La menace d’expulsion galvanise les soutiens et la résistance s’organise spontanément pour empêcher toute évacuation de force par la police. Comme d’autres comités créés un peu partout dans le sillage de la grève, celui du 8 rue du Regard aide les grévistes à tenir le lieu. De 5h du matin jusqu’au soir, les militants se relaient, tenant des tableaux de présence pour s’assurer que le Fafsab n’est jamais déserté.

Au quotidien, il faut pourvoir aux repas ou trouver de quoi payer les tickets de métro permettant aux grévistes de rentrer de temps à autre chez eux pour se laver et se reposer, et de nombreuses réunions sont animées par ces préoccupations prosaïques mais o combien essentielles (vidéo à venir). A l’occasion de la sortie en salles d’un film de soutien aux grévistes (voir ci-dessous), certains membres du comité de soutien décident d’organiser une collecte devant les cinémas du quartier Odéon:

Durant la grève, les réalisateurs Laurent Cantet, Christophe Ruggia et Jean-Henry Roger  ont été très présents 8 rue du Regard. ils se sont associé à  350 autres cinéastes pour réaliser un court-métrage diffusé dans 400 salles   (« On bosse ici!
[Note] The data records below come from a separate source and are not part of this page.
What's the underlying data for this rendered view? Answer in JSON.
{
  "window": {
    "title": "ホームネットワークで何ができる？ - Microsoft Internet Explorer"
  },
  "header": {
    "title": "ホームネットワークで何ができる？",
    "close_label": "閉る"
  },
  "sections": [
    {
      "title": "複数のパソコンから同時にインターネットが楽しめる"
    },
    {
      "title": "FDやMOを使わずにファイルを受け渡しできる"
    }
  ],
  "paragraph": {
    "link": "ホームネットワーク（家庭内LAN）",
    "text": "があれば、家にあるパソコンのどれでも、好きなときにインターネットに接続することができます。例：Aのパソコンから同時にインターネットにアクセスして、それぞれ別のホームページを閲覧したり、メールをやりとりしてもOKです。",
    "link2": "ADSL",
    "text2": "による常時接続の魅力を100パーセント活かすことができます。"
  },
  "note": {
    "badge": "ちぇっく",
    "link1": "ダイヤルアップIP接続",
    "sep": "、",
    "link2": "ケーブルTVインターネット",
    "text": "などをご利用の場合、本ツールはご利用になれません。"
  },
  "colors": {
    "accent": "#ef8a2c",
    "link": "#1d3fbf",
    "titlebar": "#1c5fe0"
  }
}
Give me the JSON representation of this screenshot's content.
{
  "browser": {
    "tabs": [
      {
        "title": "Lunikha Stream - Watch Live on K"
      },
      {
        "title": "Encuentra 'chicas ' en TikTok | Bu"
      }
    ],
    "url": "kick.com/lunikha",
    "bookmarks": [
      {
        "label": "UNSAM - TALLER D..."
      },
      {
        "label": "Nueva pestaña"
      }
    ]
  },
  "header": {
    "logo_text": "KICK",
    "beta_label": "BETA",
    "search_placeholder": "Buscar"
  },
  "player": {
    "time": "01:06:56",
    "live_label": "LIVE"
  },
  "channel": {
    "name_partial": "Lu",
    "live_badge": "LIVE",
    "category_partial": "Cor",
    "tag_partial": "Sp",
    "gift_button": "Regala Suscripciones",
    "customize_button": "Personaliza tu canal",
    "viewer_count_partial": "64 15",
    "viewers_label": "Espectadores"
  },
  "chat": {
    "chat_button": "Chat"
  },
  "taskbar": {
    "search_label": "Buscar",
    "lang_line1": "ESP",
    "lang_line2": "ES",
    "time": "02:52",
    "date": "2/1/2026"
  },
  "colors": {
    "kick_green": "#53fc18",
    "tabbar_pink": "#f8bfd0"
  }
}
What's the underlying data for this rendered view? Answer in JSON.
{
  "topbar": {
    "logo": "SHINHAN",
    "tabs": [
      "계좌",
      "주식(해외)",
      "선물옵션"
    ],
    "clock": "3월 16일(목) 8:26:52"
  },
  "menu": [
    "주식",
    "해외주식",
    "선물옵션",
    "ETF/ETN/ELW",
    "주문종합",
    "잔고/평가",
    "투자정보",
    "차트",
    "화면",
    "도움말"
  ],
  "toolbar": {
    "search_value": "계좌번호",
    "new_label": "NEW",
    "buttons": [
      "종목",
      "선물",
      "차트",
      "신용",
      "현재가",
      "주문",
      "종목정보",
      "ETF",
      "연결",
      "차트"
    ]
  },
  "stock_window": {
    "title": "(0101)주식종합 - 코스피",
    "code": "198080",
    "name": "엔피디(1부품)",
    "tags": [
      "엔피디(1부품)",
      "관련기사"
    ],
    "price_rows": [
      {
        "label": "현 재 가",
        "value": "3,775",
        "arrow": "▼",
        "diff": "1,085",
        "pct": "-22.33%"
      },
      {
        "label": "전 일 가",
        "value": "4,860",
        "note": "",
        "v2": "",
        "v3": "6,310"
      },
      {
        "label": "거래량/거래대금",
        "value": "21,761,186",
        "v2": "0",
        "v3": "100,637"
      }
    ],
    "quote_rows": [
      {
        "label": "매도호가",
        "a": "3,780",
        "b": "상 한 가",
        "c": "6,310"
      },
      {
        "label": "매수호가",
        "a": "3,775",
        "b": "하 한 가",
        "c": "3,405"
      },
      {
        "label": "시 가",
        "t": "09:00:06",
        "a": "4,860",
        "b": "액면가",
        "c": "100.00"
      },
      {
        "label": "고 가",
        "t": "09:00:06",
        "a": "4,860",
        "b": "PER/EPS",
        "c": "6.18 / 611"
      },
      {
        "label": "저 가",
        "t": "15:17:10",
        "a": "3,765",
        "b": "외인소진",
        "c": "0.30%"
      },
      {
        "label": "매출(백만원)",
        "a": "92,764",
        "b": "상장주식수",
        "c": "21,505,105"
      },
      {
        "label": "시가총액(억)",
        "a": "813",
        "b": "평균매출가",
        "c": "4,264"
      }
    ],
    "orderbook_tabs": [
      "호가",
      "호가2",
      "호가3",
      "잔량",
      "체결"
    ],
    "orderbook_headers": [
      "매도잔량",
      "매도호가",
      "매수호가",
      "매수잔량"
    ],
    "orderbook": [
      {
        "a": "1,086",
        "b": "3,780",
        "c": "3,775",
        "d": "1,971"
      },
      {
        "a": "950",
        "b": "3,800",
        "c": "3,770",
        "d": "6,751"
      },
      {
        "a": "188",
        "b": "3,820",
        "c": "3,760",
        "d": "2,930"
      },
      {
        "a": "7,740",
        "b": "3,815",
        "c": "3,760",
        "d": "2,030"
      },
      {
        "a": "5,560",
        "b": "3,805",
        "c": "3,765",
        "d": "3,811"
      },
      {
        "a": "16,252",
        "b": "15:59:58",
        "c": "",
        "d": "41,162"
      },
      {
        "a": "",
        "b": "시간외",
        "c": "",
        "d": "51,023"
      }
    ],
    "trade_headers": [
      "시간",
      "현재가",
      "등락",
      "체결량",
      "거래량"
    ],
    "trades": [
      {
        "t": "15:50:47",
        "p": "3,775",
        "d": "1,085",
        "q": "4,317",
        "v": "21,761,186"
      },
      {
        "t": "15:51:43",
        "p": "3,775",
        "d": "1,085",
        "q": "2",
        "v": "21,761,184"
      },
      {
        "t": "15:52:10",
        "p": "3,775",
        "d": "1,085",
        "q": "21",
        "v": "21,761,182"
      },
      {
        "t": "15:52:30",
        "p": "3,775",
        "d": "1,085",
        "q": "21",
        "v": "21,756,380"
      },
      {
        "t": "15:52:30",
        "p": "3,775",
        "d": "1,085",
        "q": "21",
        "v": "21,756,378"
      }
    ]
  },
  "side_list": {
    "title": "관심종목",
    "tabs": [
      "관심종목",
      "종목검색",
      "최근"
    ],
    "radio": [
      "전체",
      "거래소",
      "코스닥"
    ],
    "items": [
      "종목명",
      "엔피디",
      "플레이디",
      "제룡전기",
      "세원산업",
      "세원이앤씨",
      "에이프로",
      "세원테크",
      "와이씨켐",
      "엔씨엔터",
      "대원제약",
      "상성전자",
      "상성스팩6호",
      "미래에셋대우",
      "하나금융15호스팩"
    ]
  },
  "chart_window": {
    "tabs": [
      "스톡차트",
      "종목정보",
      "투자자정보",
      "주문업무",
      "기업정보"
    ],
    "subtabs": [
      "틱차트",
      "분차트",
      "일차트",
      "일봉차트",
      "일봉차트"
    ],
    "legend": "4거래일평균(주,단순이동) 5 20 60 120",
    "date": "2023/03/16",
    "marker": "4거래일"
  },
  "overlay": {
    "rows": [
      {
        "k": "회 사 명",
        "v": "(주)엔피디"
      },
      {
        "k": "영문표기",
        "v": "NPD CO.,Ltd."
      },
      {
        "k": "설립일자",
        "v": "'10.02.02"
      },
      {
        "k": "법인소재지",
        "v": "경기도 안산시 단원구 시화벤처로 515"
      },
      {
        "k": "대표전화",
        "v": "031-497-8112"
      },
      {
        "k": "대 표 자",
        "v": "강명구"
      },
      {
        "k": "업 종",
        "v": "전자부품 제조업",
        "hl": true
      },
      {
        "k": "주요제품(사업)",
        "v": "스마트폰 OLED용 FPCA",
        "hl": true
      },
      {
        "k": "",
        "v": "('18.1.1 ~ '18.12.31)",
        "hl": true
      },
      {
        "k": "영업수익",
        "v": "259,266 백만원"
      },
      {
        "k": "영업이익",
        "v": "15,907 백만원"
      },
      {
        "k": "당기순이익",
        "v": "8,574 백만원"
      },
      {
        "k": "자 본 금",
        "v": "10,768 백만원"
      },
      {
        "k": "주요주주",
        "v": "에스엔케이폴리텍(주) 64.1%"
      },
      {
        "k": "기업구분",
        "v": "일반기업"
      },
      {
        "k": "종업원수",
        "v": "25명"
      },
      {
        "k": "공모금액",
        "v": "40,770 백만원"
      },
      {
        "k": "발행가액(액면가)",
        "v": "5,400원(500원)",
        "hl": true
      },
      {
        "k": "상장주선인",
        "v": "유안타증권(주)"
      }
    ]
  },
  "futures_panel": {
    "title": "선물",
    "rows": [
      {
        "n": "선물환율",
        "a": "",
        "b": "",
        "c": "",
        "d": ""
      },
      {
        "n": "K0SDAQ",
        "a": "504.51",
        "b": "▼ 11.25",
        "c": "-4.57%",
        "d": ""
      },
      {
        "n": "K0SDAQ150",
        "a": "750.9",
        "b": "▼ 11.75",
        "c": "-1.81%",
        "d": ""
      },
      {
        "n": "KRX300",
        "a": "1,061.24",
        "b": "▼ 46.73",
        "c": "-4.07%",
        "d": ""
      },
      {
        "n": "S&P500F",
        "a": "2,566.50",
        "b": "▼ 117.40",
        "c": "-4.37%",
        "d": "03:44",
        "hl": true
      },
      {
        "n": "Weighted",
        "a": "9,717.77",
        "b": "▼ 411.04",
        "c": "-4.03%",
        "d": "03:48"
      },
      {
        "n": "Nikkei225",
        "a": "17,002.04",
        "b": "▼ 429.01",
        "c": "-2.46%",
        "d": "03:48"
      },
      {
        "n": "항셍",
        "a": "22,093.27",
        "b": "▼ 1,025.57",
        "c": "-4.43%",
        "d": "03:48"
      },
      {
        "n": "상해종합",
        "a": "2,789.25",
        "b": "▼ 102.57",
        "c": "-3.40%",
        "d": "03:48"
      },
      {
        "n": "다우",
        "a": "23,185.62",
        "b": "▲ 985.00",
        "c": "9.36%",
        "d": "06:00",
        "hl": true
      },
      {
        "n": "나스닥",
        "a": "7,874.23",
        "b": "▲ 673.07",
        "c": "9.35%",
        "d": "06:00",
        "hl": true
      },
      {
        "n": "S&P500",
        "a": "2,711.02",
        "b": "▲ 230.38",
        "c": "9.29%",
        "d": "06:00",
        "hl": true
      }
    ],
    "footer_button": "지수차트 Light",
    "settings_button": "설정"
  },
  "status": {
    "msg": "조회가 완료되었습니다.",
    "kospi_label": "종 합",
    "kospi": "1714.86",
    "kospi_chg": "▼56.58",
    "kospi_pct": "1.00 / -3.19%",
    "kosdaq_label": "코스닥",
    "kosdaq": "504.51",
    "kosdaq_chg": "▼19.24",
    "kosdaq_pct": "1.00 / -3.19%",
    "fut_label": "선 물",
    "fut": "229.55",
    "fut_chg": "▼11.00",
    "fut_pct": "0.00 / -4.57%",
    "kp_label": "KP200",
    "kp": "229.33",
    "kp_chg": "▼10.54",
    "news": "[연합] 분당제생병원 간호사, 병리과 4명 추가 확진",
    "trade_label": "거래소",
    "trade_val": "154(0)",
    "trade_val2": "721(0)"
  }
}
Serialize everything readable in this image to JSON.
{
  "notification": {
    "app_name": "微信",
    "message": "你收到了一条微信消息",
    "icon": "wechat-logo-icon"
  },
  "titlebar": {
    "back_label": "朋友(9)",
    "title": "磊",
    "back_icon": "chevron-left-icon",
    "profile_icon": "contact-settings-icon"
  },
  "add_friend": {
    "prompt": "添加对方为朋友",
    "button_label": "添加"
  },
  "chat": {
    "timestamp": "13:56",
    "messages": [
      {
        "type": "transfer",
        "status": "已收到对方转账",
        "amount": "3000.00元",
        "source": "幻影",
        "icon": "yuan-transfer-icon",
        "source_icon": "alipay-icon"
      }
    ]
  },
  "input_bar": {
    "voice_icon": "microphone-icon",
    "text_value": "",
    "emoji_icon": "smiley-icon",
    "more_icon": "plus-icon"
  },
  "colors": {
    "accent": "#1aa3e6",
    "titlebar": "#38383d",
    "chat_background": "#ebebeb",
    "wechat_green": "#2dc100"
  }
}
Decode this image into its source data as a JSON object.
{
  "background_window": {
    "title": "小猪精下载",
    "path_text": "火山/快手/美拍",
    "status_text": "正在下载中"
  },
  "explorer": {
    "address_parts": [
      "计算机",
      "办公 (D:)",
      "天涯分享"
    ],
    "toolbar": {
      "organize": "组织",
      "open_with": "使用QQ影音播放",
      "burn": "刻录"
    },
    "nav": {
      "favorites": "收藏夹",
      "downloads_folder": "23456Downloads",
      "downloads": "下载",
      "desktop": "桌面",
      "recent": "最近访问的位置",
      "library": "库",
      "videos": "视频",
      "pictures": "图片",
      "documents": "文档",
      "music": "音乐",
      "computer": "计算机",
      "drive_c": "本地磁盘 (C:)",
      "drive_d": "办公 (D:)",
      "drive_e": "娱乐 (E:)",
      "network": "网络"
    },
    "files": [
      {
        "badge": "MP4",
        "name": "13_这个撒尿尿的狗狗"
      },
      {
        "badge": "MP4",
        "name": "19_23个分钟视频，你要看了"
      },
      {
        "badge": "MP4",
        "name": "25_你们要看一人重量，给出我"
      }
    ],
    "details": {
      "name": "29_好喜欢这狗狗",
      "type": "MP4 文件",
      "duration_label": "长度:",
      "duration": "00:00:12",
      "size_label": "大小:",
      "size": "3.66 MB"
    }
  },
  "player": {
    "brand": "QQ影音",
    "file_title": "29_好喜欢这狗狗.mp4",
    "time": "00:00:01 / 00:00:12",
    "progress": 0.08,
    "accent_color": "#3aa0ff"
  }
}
On vit ici! on reste ici! »).

Chaque jour, les grévistes s’organisent en petits groupes pour aller démarcher les patrons qui les emploient dans le BTP et les convaincre de remplir des « Cerfas », des promesses d’embauche qui permettront leur régularisation. Souvent mal accueillis, les grévistes sont à la peine. Certains nous racontent même avoir été accueillis « avec le fusil ». Les grévistes s’en amusent, les soutiens qui les accompagnent beaucoup moins. Une réunion est organisée à la demande du comité avec Frédéric, un militant de la CGT, afin de coacher les « accompagnants » qui se rendent au quotidien avec les grévistes dans les agences d’intérim :

L’expulsion

Coup de fil de Véronique à minuit. Une info a fuité, le piquet de la rue du Regard va être évacué. Au petit matin, le 1er avril, les forces de gendarmerie procèdent à l’expulsion du Fafsab. Prévenus, les membres du comité arrivent un à un. La foule qui s’est rapidement rassemblée est repoussée par les gendarmes jusqu’au métro Saint-Placide. Tandis que les grévistes et leurs soutiens refusent de quitter la place, mettant dans l’embarras les forces de police, les organisations syndicales exigent d’être reçues au ministère du travail. Le rapport de force durera jusqu’aux environs de minuit. Finalement, les grévistes accepteront de quitter les lieux par le métro, évitant un affrontement avec les forces de l’ordre (vidéo de la journée à venir).

Aller plus loin

Un an après la fin de la grève, le comité de soutien, toujours actif, décide de se réunir durant l’été 2011 afin de tirer un bilan du suivi des dossiers en préfecture des grévistes de la rue du Regard. Désabusés mais toujours combatifs, s’appuyant sur leurs expériences croisées en préfecture, ils livrent un état des lieux critique des services préfectoraux et des politiques migratoires, dont il apparait que le seul but est bien de restreindre les droits des migrants en les égarant dans les dédales administratifs.